Feed the wolf that hungers for poetry

You know that beautiful story, don’t you?

An old Cherokee is teaching his grandson about life. “A fight is going on inside me,” he said to the boy.

“It is a terrible fight and it is between two wolves. One is evil – he is anger, envy, sorrow, regret, greed, arrogance, self-pity, guilt, resentment, inferiority, lies, false pride, superiority, and ego. The other is good – he is joy, peace, love, hope, serenity, humility, kindness, benevolence, empathy, generosity, truth, compassion, and faith. The same fight is going on inside you – and inside every other person, too.”

The grandson thought about it for a minute and then asked his grandfather, “Which wolf will win?”

The old Cherokee simply replied, “The one you feed.”

(I couldn’t find a source to attribute this to, even though it’s all over the internet.)

Photo by Marc-Olivier Jodoin on Unsplash

But it came to mind, when I found this poem, via Maya Popa, who posts poems every day and who I started following in twitter because otherwise, as I was trying to find my bearings in a world that remains as wobbly as ever, I was just swimming in a swamp of negativity and doom.

I am trying to stay informed, and be a little bit prepared for whatever might be coming down the pipeline with 5 minutes advance notice… so I’m not quite ready to unplug, but at the same time, I don’t want to feed the wolf that thrives on despair.

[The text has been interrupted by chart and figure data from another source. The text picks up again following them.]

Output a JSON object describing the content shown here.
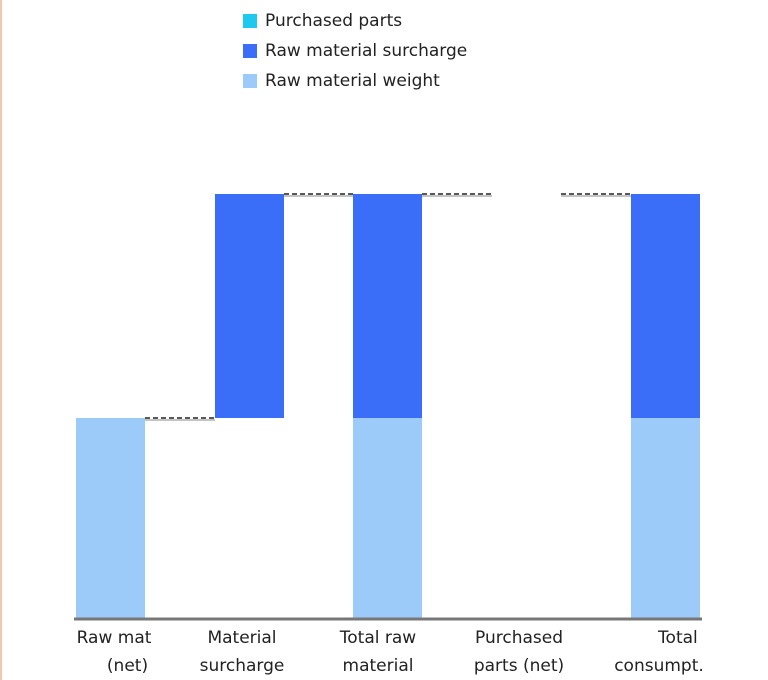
{
  "chart_data": {
    "type": "bar",
    "categories": [
      "Raw mat\n     (net)",
      "Material\nsurcharge",
      "Total raw\nmaterial",
      "Purchased\nparts (net)",
      "       Total\nconsumpt."
    ],
    "series": [
      {
        "name": "Raw material weight",
        "color": "#9ccbfa",
        "values": [
          100,
          0,
          100,
          0,
          100
        ]
      },
      {
        "name": "Raw material surcharge",
        "color": "#3a6ef8",
        "values": [
          0,
          112,
          112,
          0,
          112
        ]
      },
      {
        "name": "Purchased parts",
        "color": "#1fc8ee",
        "values": [
          0,
          0,
          0,
          0,
          0
        ]
      }
    ],
    "bases": [
      0,
      100,
      0,
      212,
      0
    ],
    "ylim": [
      0,
      260
    ],
    "grid": false,
    "legend_position": "top-center",
    "connectors": true
  }
}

SO: poetry, which seemed so unbearably snooty and high-brow when I took an English lit class at University, but is actually a type of medicine, if you can brush the snooty people, and the terrible poems, out of the way. I think there is something in us, that hungers for gems like this… at least, I feel it in myself, a kind of unfurling, a kind of softening:

If we are separated I will

try to wait for you

on your side of things

your side of the wall and the water

and the light moving at its own speed

even on leaves that we have seen

I will wait on one side

while a side is there.

William S Merwin, Travelling Together

I just love the opening line so much, because I taught skiing for a long time, and eventually clued on to the smart move, which was to tell the group, “if we are separated, we’ll regroup at the bottom of Emerald Chair”… It is a phrase that has come to feel like a beautiful kind of care-taking to me, a preparedness and a promise… if we are separated, here’s where we’ll find each other again. And so I’m hooked in straight away, by this promise of care…

And have you not been on the other side of the Berlin wall, some artificial structure literally bricked into place overnight, separating families, topped with razor wire, overseen by guards and floodlights? Have you not been on the other side of an ocean from someone you wanted to be with, kept apart by visa hassles or pandemic restrictions or promises made to someone else?

And is waiting not the wisest course of action, the one that all the SAR teams recommend – sit tight, keep warm, wait it out…

So much feels divided these days. Everything has a side. But then, even leaves have sides, he reminds us. This facing opposite directions is just a temporary thing… Let’s wait for one another, for the time there are no longer sides, when we aren’t divided to fit people’s political agendas…

And let’s consider what we’re feeding our inner wolves with while we’re at it. Because, we are both. We are both sides, we are the potential to go either way, depending on what we ingest, consume, absorb. Ultimately there isn’t a we and a them… ultimately, it’s all us.